Data Risk Mitigation via Data Masking
Data at Rest is Data at Risk. Mitigate the Risk through Data-Centric Security
Data Risk Mitigation … the need for it is on the rise in the United States and around the globe. Think of this example. You are at home opening your mail and you have a shiny new credit card from your credit card company. There is no real information other than “your information might have been at risk, and to prevent theft, we have issued you a new card”.
For the last several years, the theft of personally identifiable information (PII) has been on the rise. More than one in four Americans have had their personal information lost or stolen. It is not only individuals who are at risk. Since 2005, the Privacy Rights Clearinghouse has chronicled reported breaches of client, patient, and employee data (including credit card numbers, social security numbers, birth dates, etc.), intellectual property, and other important records exposed through loss, theft, hacking, etc. This is why Data Risk Mitigation is a crucial consideration in a company’s business planning efforts.
Consider the following cases (one out of MANY per year) where data has been compromised, and how they might relate to you or your company:
- In 2014, of the 331 data breaches reported, six exceeded 10 million (m) records. The largest was eBay, which had more than 145m user emails, passwords, DOBs and addresses hacked from a database.
- In 2015, personal details of 191m US voters was found on a publicly available database, 15m T-Mobile customer credit check records were exposed, hackers stole more than 10m records from Sony Pictures, and 37 records were stolen from Ashley Madison’s site.
- In 2016, 1.5b login records were reported stolen from Yahoo in 2 prior incidents, 412m at Friend Finder, 360m at MySpace, 43.4m from Weebly, 32m at Twitter, and 22.5m from Foursquare.
- In 2017, a Deep Root Analytics cloud database of more than 198m user voters was found unprotected, River City Media inadvertently exposed 1.37b email addresses and other data in a backup archive.
- In 2018, 1.1 billion Indian residents’ PII and biometric was exposed when a government portal had a leak. Information on 340m people was vulnerable in an Exactis public server, and 150m MyFitnessPal app user details were hacked. That was also the year of similar embarrassments at Facebook/Cambridge Analytica, GooglePlus, Cathay Pacific, T-Mobile and Marriott.
- In 2019, a hacking forum shared access to a cloud database of, ironically, 773m already-breached emails addresses and 22m unique passwords. A Down Jones watchlist database exposed 2.4m identity records of international politicians and government officials.
Source: https://www.privacyrights.org/data-breach
These are just a few examples illustrating why it is imperative to protect sensitive data where it resides. Basic security practices should be followed to ensure the protection of data at multiple points of entry, control, and exit. Indeed, companies must guarantee that their information systems are not an open target, and they must protect PII in appropriate ways throughout its life cycle. This means exercising a combination of people, process, and procedural measures that leverage technologies for both endpoint and what IRI calls “startpoint security.”

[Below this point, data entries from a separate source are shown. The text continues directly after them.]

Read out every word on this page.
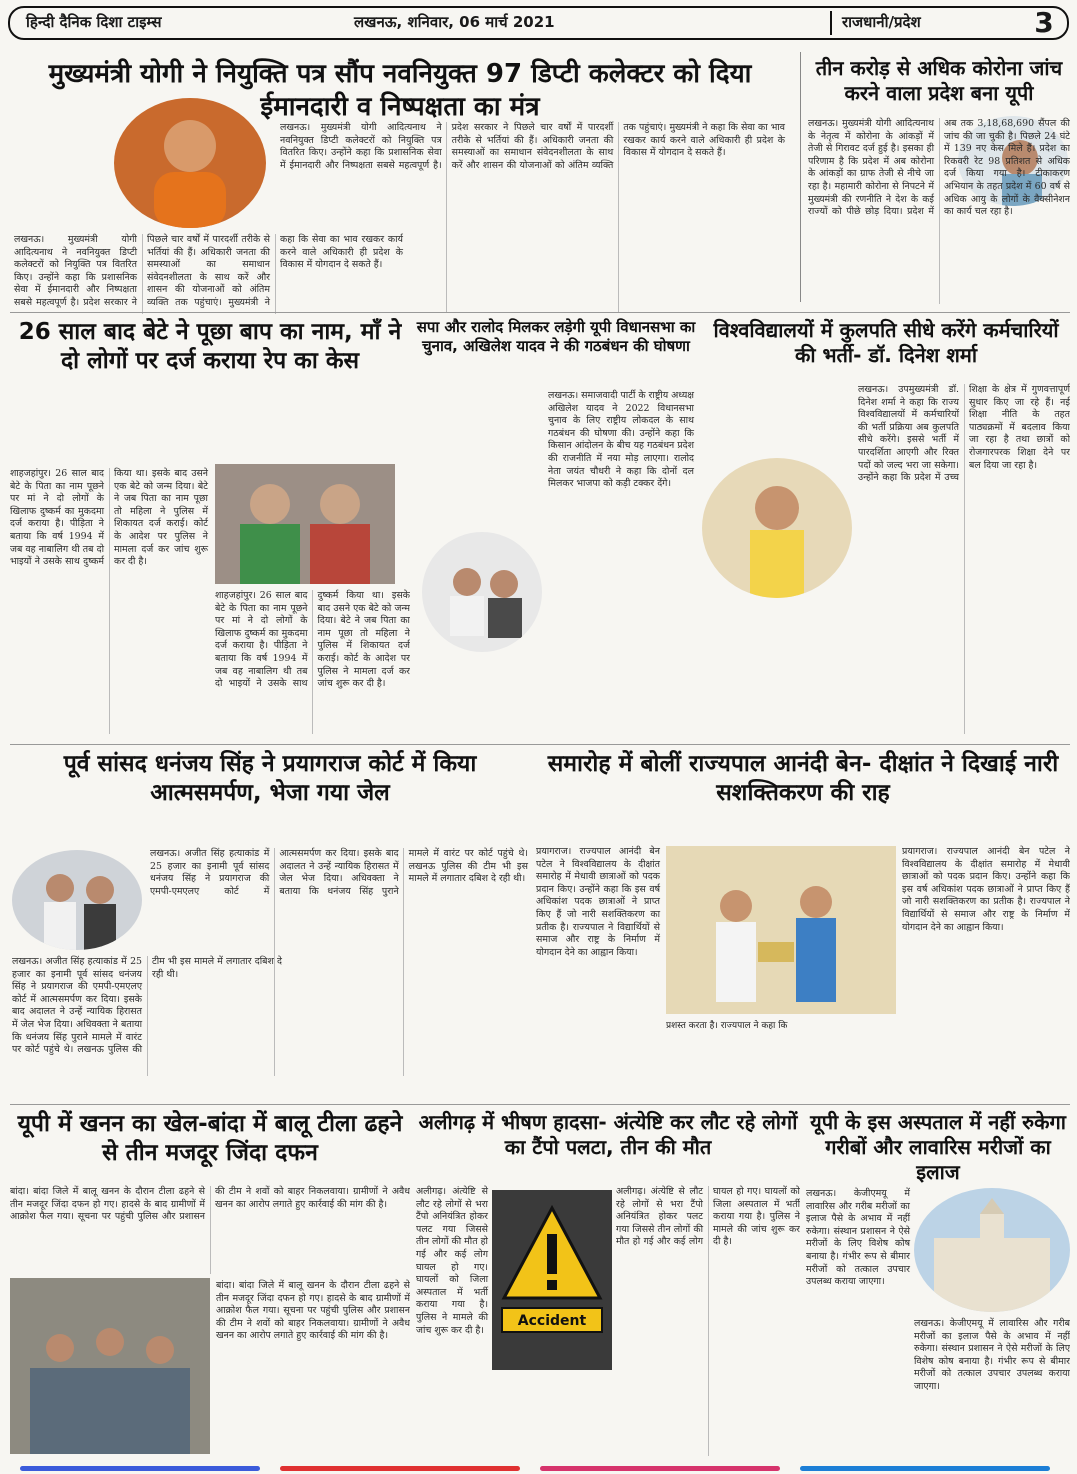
हिन्दी दैनिक दिशा टाइम्स	लखनऊ, शनिवार, 06 मार्च 2021	राजधानी/प्रदेश	3
मुख्यमंत्री योगी ने नियुक्ति पत्र सौंप नवनियुक्त 97 डिप्टी कलेक्टर को दिया ईमानदारी व निष्पक्षता का मंत्र
लखनऊ। मुख्यमंत्री योगी आदित्यनाथ ने नवनियुक्त डिप्टी कलेक्टरों को नियुक्ति पत्र वितरित किए। उन्होंने कहा कि प्रशासनिक सेवा में ईमानदारी और निष्पक्षता सबसे महत्वपूर्ण है। प्रदेश सरकार ने पिछले चार वर्षों में पारदर्शी तरीके से भर्तियां की हैं। अधिकारी जनता की समस्याओं का समाधान संवेदनशीलता के साथ करें और शासन की योजनाओं को अंतिम व्यक्ति तक पहुंचाएं। मुख्यमंत्री ने कहा कि सेवा का भाव रखकर कार्य करने वाले अधिकारी ही प्रदेश के विकास में योगदान दे सकते हैं।
लखनऊ। मुख्यमंत्री योगी आदित्यनाथ ने नवनियुक्त डिप्टी कलेक्टरों को नियुक्ति पत्र वितरित किए। उन्होंने कहा कि प्रशासनिक सेवा में ईमानदारी और निष्पक्षता सबसे महत्वपूर्ण है। प्रदेश सरकार ने पिछले चार वर्षों में पारदर्शी तरीके से भर्तियां की हैं। अधिकारी जनता की समस्याओं का समाधान संवेदनशीलता के साथ करें और शासन की योजनाओं को अंतिम व्यक्ति तक पहुंचाएं। मुख्यमंत्री ने कहा कि सेवा का भाव रखकर कार्य करने वाले अधिकारी ही प्रदेश के विकास में योगदान दे सकते हैं।
तीन करोड़ से अधिक कोरोना जांच करने वाला प्रदेश बना यूपी
लखनऊ। मुख्यमंत्री योगी आदित्यनाथ के नेतृत्व में कोरोना के आंकड़ों में तेजी से गिरावट दर्ज हुई है। इसका ही परिणाम है कि प्रदेश में अब कोरोना के आंकड़ों का ग्राफ तेजी से नीचे जा रहा है। महामारी कोरोना से निपटने में मुख्यमंत्री की रणनीति ने देश के कई राज्यों को पीछे छोड़ दिया। प्रदेश में अब तक 3,18,68,690 सैंपल की जांच की जा चुकी है। पिछले 24 घंटे में 139 नए केस मिले हैं। प्रदेश का रिकवरी रेट 98 प्रतिशत से अधिक दर्ज किया गया है। टीकाकरण अभियान के तहत प्रदेश में 60 वर्ष से अधिक आयु के लोगों के वैक्सीनेशन का कार्य चल रहा है।
26 साल बाद बेटे ने पूछा बाप का नाम, माँ ने दो लोगों पर दर्ज कराया रेप का केस
शाहजहांपुर। 26 साल बाद बेटे के पिता का नाम पूछने पर मां ने दो लोगों के खिलाफ दुष्कर्म का मुकदमा दर्ज कराया है। पीड़िता ने बताया कि वर्ष 1994 में जब वह नाबालिग थी तब दो भाइयों ने उसके साथ दुष्कर्म किया था। इसके बाद उसने एक बेटे को जन्म दिया। बेटे ने जब पिता का नाम पूछा तो महिला ने पुलिस में शिकायत दर्ज कराई। कोर्ट के आदेश पर पुलिस ने मामला दर्ज कर जांच शुरू कर दी है।
शाहजहांपुर। 26 साल बाद बेटे के पिता का नाम पूछने पर मां ने दो लोगों के खिलाफ दुष्कर्म का मुकदमा दर्ज कराया है। पीड़िता ने बताया कि वर्ष 1994 में जब वह नाबालिग थी तब दो भाइयों ने उसके साथ दुष्कर्म किया था। इसके बाद उसने एक बेटे को जन्म दिया। बेटे ने जब पिता का नाम पूछा तो महिला ने पुलिस में शिकायत दर्ज कराई। कोर्ट के आदेश पर पुलिस ने मामला दर्ज कर जांच शुरू कर दी है।
सपा और रालोद मिलकर लड़ेगी यूपी विधानसभा का चुनाव, अखिलेश यादव ने की गठबंधन की घोषणा
लखनऊ। समाजवादी पार्टी के राष्ट्रीय अध्यक्ष अखिलेश यादव ने 2022 विधानसभा चुनाव के लिए राष्ट्रीय लोकदल के साथ गठबंधन की घोषणा की। उन्होंने कहा कि किसान आंदोलन के बीच यह गठबंधन प्रदेश की राजनीति में नया मोड़ लाएगा। रालोद नेता जयंत चौधरी ने कहा कि दोनों दल मिलकर भाजपा को कड़ी टक्कर देंगे।
विश्वविद्यालयों में कुलपति सीधे करेंगे कर्मचारियों की भर्ती- डॉ. दिनेश शर्मा
लखनऊ। उपमुख्यमंत्री डॉ. दिनेश शर्मा ने कहा कि राज्य विश्वविद्यालयों में कर्मचारियों की भर्ती प्रक्रिया अब कुलपति सीधे करेंगे। इससे भर्ती में पारदर्शिता आएगी और रिक्त पदों को जल्द भरा जा सकेगा। उन्होंने कहा कि प्रदेश में उच्च शिक्षा के क्षेत्र में गुणवत्तापूर्ण सुधार किए जा रहे हैं। नई शिक्षा नीति के तहत पाठ्यक्रमों में बदलाव किया जा रहा है तथा छात्रों को रोजगारपरक शिक्षा देने पर बल दिया जा रहा है।
पूर्व सांसद धनंजय सिंह ने प्रयागराज कोर्ट में किया आत्मसमर्पण, भेजा गया जेल
लखनऊ। अजीत सिंह हत्याकांड में 25 हजार का इनामी पूर्व सांसद धनंजय सिंह ने प्रयागराज की एमपी-एमएलए कोर्ट में आत्मसमर्पण कर दिया। इसके बाद अदालत ने उन्हें न्यायिक हिरासत में जेल भेज दिया। अधिवक्ता ने बताया कि धनंजय सिंह पुराने मामले में वारंट पर कोर्ट पहुंचे थे। लखनऊ पुलिस की टीम भी इस मामले में लगातार दबिश दे रही थी।
लखनऊ। अजीत सिंह हत्याकांड में 25 हजार का इनामी पूर्व सांसद धनंजय सिंह ने प्रयागराज की एमपी-एमएलए कोर्ट में आत्मसमर्पण कर दिया। इसके बाद अदालत ने उन्हें न्यायिक हिरासत में जेल भेज दिया। अधिवक्ता ने बताया कि धनंजय सिंह पुराने मामले में वारंट पर कोर्ट पहुंचे थे। लखनऊ पुलिस की टीम भी इस मामले में लगातार दबिश दे रही थी।
समारोह में बोलीं राज्यपाल आनंदी बेन- दीक्षांत ने दिखाई नारी सशक्तिकरण की राह
प्रशस्त करता है। राज्यपाल ने कहा कि
प्रयागराज। राज्यपाल आनंदी बेन पटेल ने विश्वविद्यालय के दीक्षांत समारोह में मेधावी छात्राओं को पदक प्रदान किए। उन्होंने कहा कि इस वर्ष अधिकांश पदक छात्राओं ने प्राप्त किए हैं जो नारी सशक्तिकरण का प्रतीक है। राज्यपाल ने विद्यार्थियों से समाज और राष्ट्र के निर्माण में योगदान देने का आह्वान किया।
प्रयागराज। राज्यपाल आनंदी बेन पटेल ने विश्वविद्यालय के दीक्षांत समारोह में मेधावी छात्राओं को पदक प्रदान किए। उन्होंने कहा कि इस वर्ष अधिकांश पदक छात्राओं ने प्राप्त किए हैं जो नारी सशक्तिकरण का प्रतीक है। राज्यपाल ने विद्यार्थियों से समाज और राष्ट्र के निर्माण में योगदान देने का आह्वान किया।
यूपी में खनन का खेल-बांदा में बालू टीला ढहने से तीन मजदूर जिंदा दफन
बांदा। बांदा जिले में बालू खनन के दौरान टीला ढहने से तीन मजदूर जिंदा दफन हो गए। हादसे के बाद ग्रामीणों में आक्रोश फैल गया। सूचना पर पहुंची पुलिस और प्रशासन की टीम ने शवों को बाहर निकलवाया। ग्रामीणों ने अवैध खनन का आरोप लगाते हुए कार्रवाई की मांग की है।
बांदा। बांदा जिले में बालू खनन के दौरान टीला ढहने से तीन मजदूर जिंदा दफन हो गए। हादसे के बाद ग्रामीणों में आक्रोश फैल गया। सूचना पर पहुंची पुलिस और प्रशासन की टीम ने शवों को बाहर निकलवाया। ग्रामीणों ने अवैध खनन का आरोप लगाते हुए कार्रवाई की मांग की है।
अलीगढ़ में भीषण हादसा- अंत्येष्टि कर लौट रहे लोगों का टैंपो पलटा, तीन की मौत
Accident
अलीगढ़। अंत्येष्टि से लौट रहे लोगों से भरा टैंपो अनियंत्रित होकर पलट गया जिससे तीन लोगों की मौत हो गई और कई लोग घायल हो गए। घायलों को जिला अस्पताल में भर्ती कराया गया है। पुलिस ने मामले की जांच शुरू कर दी है।
अलीगढ़। अंत्येष्टि से लौट रहे लोगों से भरा टैंपो अनियंत्रित होकर पलट गया जिससे तीन लोगों की मौत हो गई और कई लोग घायल हो गए। घायलों को जिला अस्पताल में भर्ती कराया गया है। पुलिस ने मामले की जांच शुरू कर दी है।
यूपी के इस अस्पताल में नहीं रुकेगा गरीबों और लावारिस मरीजों का इलाज
लखनऊ। केजीएमयू में लावारिस और गरीब मरीजों का इलाज पैसे के अभाव में नहीं रुकेगा। संस्थान प्रशासन ने ऐसे मरीजों के लिए विशेष कोष बनाया है। गंभीर रूप से बीमार मरीजों को तत्काल उपचार उपलब्ध कराया जाएगा।
लखनऊ। केजीएमयू में लावारिस और गरीब मरीजों का इलाज पैसे के अभाव में नहीं रुकेगा। संस्थान प्रशासन ने ऐसे मरीजों के लिए विशेष कोष बनाया है। गंभीर रूप से बीमार मरीजों को तत्काल उपचार उपलब्ध कराया जाएगा।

It is the data-centric starting point protection (a/k/a data masking) requirements that prompted IRI to develop functionality for finding and de-identifying PII in files and databases. For this reason, IRI offers FieldShield to find and protect data at risk down to the field level in tables and flat files. IRI subsequently developed CellShield to find, classify, and mask PII in multiple Excel spreadsheets at once, and DarkShield to do the same in unstructured text, document, and image files.
FieldShield, CellShield and DarkShield offer users a choice – for each item of PII (or data class) – of AES, GPG, or other encryption libraries, data redaction (e.g. rendering a credit card number unreadable except the last 4 digits) and de-identification (e.g. separating or pseudonymizing sensitive information in medical records), hashing and so on … up to 14 different functional categories of protection in the case of FieldShield.
These functions can be applied to fields in multiple data sources through automatic wizard-driven workflows, and can also be seamlessly invoked within data warehousing, data/DB migration, MDM, and reporting/analytic data preparation operations in the IRI Voracity data management platform. Granular data searching and classification wizards, field-level security functions, re-ID risk determination reporting, and automatic XML job (audit) logs, help organizations mitigate data risk, comply with internal and government privacy regulation, and provide safe and realistic test data for DevOps and more.